Merkmal 3: Übereinstimmende Lehre
Das dritte Merkmal der Kanonizität war das umstrittenste. Die Bücher, die als apostolisch oder als von einem Apostel autorisiert galten und auch von der frühen Kirche rezipiert wurden, bildeten den Kern des Neuen Testaments und wurden ohne große Kontroverse in den Kanon aufgenommen. Es gab jedoch einige Bücher, über die man sich nicht gleich einigen konnte. Dabei ging es unter anderem darum, ob ihre Lehren mit den Hauptbüchern übereinstimmten. Der Hebräerbrief warf einige dieser Fragen auf. Ein Teil dieses Briefes, Hebräer 6, ist oft so interpretiert worden, dass die von Christus Erlösten ihr Heil verlieren können – eine Lehre, die nicht mit der übrigen biblischen Lehre übereinstimmt. Dieses Kapitel kann jedoch so ausgelegt werden, dass es mit dem Rest der Heiligen Schrift konsistent ist. Die Diskussion über den Hebräerbrief wurde schließlich in eine andere Richtung gelenkt, als man Paulus die Autorenschaft zuschrieb. Die Kirche der ersten Jahrhunderte glaubte, dass der Hebräerbrief von Paulus stammte, und nahm ihn deshalb in den Kanon auf. Ironischerweise gibt es heute nur wenige Gelehrte, die glauben, dass Paulus den Hebräerbrief geschrieben hat. Noch weniger würden jedoch bestreiten, dass er in den Kanon gehört.

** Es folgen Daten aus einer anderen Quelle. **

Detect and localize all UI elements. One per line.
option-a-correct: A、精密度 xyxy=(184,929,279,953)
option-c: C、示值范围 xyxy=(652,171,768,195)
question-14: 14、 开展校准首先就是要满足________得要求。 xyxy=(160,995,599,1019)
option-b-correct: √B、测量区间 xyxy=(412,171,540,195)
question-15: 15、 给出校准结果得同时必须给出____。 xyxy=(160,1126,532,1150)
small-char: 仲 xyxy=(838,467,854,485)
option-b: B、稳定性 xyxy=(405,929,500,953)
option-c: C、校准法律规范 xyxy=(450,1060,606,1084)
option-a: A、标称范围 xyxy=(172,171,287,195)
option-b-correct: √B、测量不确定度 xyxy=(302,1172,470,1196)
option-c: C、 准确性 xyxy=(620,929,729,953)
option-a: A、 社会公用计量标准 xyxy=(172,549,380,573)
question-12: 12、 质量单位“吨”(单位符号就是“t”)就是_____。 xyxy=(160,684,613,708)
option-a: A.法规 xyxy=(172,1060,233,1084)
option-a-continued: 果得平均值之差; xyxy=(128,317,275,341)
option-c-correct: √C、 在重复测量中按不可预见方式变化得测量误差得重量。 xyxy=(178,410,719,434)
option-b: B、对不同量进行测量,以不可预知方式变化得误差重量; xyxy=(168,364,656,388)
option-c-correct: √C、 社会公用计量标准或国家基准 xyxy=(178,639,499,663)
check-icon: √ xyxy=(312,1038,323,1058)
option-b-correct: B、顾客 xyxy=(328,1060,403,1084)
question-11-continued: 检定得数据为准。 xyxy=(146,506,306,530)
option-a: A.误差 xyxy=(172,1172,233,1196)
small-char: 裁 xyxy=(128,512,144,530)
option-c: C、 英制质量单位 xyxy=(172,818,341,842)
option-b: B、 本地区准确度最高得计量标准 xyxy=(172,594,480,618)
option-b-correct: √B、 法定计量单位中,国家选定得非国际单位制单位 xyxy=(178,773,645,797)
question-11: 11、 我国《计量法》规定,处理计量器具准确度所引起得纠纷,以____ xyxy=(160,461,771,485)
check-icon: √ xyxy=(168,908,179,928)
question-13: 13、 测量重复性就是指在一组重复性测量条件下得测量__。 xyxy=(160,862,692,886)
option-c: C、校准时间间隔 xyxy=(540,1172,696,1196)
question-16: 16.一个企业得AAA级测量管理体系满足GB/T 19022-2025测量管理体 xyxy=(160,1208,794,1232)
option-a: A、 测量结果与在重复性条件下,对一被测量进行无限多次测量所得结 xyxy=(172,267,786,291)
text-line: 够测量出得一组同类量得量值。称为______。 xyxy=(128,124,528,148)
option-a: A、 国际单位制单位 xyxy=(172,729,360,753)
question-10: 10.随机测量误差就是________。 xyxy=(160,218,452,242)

Nach römisch-katholischem Verständnis beruht die Bildung des Kanons auf der Autorität der Kirche, während sie aus protestantischer Sicht in der Vorsehung Gottes gründet. Abschließend möchte ich betonen, dass ich davon überzeugt bin, dass die Kirche ungeachtet der historischen Überprüfung genau das getan hat, was Gott von ihr wollte und dass wir mit gutem Grund glauben können, dass die richtigen Bücher in den Kanon der Heiligen Schrift aufgenommen wurden.